How Filipinos Kept in Touch with their OFW Relatives Through The Years
According to the 2019 Survey on Overseas Filipinos, there are about 2.2 million OFWs or overseas Filipino workers. A large percentage of them are in Saudi Arabia, the United Arab Emirates, Hong Kong, and Taiwan.
No matter where they are, however, OFWs and their relatives in the Philippines have always found ways to keep in touch. From a plethora of messaging apps to video calls, OFWs can talk to and even see their loved ones in real time.
However, before advancements in technology and the internet, the ways in which OFWs maintained contact with their families were a little different.
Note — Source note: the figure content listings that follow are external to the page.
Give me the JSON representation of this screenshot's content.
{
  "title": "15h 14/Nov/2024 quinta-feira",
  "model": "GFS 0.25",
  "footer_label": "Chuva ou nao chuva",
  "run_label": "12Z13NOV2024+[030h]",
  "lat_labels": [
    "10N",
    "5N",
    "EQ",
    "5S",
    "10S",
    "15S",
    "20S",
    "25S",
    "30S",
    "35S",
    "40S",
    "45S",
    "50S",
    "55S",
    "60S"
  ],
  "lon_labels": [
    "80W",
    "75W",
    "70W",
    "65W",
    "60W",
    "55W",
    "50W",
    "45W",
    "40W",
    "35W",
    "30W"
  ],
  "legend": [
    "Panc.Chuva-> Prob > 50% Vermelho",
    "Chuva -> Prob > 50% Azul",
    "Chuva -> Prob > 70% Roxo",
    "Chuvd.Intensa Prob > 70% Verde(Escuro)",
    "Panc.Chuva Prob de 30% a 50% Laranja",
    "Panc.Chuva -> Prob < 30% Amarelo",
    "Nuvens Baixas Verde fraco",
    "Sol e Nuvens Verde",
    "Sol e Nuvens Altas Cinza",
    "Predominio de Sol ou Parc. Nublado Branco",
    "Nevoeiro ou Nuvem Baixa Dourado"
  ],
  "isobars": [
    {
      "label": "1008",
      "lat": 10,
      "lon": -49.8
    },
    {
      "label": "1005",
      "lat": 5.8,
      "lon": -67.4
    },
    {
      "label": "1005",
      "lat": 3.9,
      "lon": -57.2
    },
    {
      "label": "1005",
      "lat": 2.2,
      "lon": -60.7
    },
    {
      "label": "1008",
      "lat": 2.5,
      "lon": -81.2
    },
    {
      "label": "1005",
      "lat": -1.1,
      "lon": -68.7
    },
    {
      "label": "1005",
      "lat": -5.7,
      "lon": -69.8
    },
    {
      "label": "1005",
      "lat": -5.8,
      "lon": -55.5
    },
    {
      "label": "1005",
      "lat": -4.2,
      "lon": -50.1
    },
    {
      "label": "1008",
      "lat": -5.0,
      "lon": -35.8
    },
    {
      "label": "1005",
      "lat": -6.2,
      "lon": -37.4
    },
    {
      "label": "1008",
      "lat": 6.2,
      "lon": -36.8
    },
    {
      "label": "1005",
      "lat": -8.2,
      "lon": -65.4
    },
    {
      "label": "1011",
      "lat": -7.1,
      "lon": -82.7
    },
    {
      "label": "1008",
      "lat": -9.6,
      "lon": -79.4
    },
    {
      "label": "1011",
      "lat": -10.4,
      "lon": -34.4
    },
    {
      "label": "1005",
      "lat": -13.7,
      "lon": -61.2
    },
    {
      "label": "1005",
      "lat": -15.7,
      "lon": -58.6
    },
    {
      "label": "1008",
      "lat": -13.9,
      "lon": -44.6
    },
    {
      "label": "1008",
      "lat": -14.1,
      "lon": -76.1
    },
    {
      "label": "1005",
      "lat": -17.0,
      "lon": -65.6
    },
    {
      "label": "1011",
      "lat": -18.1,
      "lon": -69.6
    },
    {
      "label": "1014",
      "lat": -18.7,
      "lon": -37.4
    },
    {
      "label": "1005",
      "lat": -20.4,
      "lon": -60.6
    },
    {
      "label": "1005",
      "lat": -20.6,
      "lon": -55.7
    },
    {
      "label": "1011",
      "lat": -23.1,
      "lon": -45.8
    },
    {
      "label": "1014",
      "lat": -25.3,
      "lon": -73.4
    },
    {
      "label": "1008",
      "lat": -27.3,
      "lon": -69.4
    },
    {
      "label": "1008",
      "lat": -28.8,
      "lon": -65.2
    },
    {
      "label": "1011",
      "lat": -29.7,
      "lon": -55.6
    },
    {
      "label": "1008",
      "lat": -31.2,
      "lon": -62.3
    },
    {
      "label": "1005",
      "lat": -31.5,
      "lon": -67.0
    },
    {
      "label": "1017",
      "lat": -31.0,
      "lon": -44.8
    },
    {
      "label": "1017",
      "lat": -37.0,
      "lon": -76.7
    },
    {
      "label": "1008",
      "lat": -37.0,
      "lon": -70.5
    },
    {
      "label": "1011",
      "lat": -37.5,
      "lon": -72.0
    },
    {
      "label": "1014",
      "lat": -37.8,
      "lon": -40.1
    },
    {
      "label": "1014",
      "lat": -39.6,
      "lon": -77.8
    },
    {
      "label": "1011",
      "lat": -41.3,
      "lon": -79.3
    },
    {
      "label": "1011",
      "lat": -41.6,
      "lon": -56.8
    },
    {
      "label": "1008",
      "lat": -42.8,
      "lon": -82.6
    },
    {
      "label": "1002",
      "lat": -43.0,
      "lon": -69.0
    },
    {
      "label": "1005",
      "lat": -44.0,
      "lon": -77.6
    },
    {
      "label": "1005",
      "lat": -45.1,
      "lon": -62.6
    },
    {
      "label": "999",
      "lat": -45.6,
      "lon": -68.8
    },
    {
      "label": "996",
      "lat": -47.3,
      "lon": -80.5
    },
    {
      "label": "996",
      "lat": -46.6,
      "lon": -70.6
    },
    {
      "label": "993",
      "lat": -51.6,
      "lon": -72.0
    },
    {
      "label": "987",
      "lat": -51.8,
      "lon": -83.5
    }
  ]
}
Here are just some of them:
Back then, sending letters was one of the easiest ways to keep in touch with anyone and everyone around the world. OFWs and their relatives were experts at this, sending multiple sheets of bond paper or yellow pad to tell stories and share experiences. Most of the time, the letters were accompanied by pictures.
Some OFWs were even gutsy enough to send money with their letters. These are usually of smaller value, something like small cash gifts for extra school allowance or personal expenses.
Voice Cassette Recordings
Sometimes, reading letters can’t squash the feeling of homesickness felt by OFWs. To complicate matters, overseas phone calls back then were quite expensive. One solution that OFWs found effective was to record their messages through mini cassettes. They would simply talk and talk into a recorder, then send the tape along with their letters. Their families and loved ones would also send a cassette back.
Essentially, this is like the old-school version of voice chats. You might even find some retired OFWs and their families who still have their collections of voice cassette recordings.
Thanks to the internet, it’s easier and cheaper than ever these days to call your loved ones abroad and vice versa. Just buy mobile data packages or prepaid load and you’re all set. Back then, however, you had to use a landline. Phone companies like PLDT offered IDD (or international direct dialing), but the rates were much higher. For cheaper international phone calls, people had to buy special phone cards.
Before the phone cards were made available, OFWs and their families instead relied on the previously mentioned voice cassette recordings. For those who could afford the cards and had a telephone at home, the times were usually coordinated beforehand through letters. This was particularly important for OFWs in countries with a big time difference with the Philippines.
When mobile phones became more mainstream, OFWs and their relatives moved on the text messaging for more frequent conversations. The rates were still high, however, sometimes reaching up to Php 50 per text, depending on the country. This was why telcos launched OFW SIM cards. These reduced the cost per text, with common OFW destinations having more affordable rates.
There are OFWs who work abroad with plans to migrate in the future. However, a larger percentage of these “modern-day heroes” simply want to earn more money to support their family. As such, one of the best ways that OFWs kept in touch with their relatives was through remittances. For parents, in particular, sending money is like telling their kids “I haven’t forgotten you and I’m providing for you even if I’m far away.”
Nowadays, remittances can be sent and accepted through banks or e-wallets like PayMaya. However, a few decades back, the best way to send money is through remittance centers or express couriers. No matter how the money is sent, however, kids of OFWs can certainly relate to that feeling of anticipation of receiving remittances.
Nowadays, online shopping is the best and safest way to purchase imported products. Aside from online marketplaces, there are also alternative sellers such as buy-and-sell entrepreneurs who have means to acquire hard-to-find items.
Before e-commerce boomed, however, OFWs would ask what their relatives wanted. Then, after a few shopping sessions, they would send balikbayan boxes filled with a random assortment of goods, from canned goods to toothpaste. Of course, there is also an assortment of fashion items like shoes, bags, and clothes. Usually, these balikbayan boxes would come with letters and special bilin about which item is for which relative.
Admittedly, there are still a lot of OFWs who regularly send these boxes to the Philippines. However, it’s comforting to know that you can shop online and not wait for a balikbayan box for your much-awaited imported goods.
Email and Chat
Finally, before the advent of social media networks and messaging apps, OFWs kept in touch with their relatives through email and chat. Yahoo! Messenger was one of the most popular messaging apps years ago, and it was used by more tech-savvy OFWs and their families. Email is also a favorite, especially with the capability to attach multiple photos.
It’s quite interesting to see how much communication has evolved between OFWs and their relatives over the years. One thing hasn’t changed, however: the amount of love and care that goes into every message, no matter what form it takes.